Preparing for a real run: fetch
or upload
, and index
Fetch
After installation, one needs to populate the database directory. By default
this will be /data/virmet_databases
and will occupy about 60 GB. In order to
populate this, use the subcommand fetch
, for example as follows
virmet fetch --viral n # this downloads viral sequences, nucleotide only
virmet fetch --human
virmet fetch --bact
virmet fetch --fungal
virmet fetch --bovine
This might take long. If it's taking too long, you might want to include the
above commands in a down.sh
file and run them overnight.
Only the option --viral
takes an argument: n
for nucleotide and p
for
protein viral database. Currently only nucleotide sequences are used, while the
protein ones are foreseen as useful in discovery of novel viral sequences
(in a future version).
Update
More and more sequences are uploaded to NCBI database every month.
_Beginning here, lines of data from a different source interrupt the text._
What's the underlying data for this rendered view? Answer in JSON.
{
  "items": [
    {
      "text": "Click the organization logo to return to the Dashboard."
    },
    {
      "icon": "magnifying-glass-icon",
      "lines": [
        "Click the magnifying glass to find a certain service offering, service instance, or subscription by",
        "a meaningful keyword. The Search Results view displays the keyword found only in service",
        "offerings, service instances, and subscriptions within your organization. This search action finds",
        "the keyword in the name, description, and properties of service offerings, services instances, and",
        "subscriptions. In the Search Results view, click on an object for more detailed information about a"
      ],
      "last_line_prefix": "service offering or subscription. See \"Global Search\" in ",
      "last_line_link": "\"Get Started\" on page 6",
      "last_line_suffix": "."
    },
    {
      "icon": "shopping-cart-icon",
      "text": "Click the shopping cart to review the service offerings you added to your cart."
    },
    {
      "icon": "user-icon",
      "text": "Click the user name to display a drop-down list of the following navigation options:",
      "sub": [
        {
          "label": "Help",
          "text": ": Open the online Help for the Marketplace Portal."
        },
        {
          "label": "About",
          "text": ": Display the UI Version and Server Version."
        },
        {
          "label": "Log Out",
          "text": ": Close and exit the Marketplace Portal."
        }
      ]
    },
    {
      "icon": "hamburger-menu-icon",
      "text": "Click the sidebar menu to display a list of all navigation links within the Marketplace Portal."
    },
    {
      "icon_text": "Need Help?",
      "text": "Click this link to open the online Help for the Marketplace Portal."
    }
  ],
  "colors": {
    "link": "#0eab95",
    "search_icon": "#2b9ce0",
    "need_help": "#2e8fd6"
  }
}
VirMet provides a simple way to update the viral database without the need to download
all the genomes again. This can be done with the subcommand
update
as in the example
virmet update --viral n
Similarly, new bacterial sequences can be added as well as fungal. Human and bovine database, since they consist of a single organism, don't need to be updated so often.
Don't forget to index the database again once it has been updated.
Adding sequences manually
By adding the switch --picked file_with_ids
users can add sequences by
writing their ids in a file, one per line.
Index
After dowloading or updating the databases, it's always needed to index them.
The subcommand virmet index
is used for that, and it can take multiple arguments,
so you can run
virmet index --viral n --human --bact --fungal --bovine
and wait for the indexing to finish.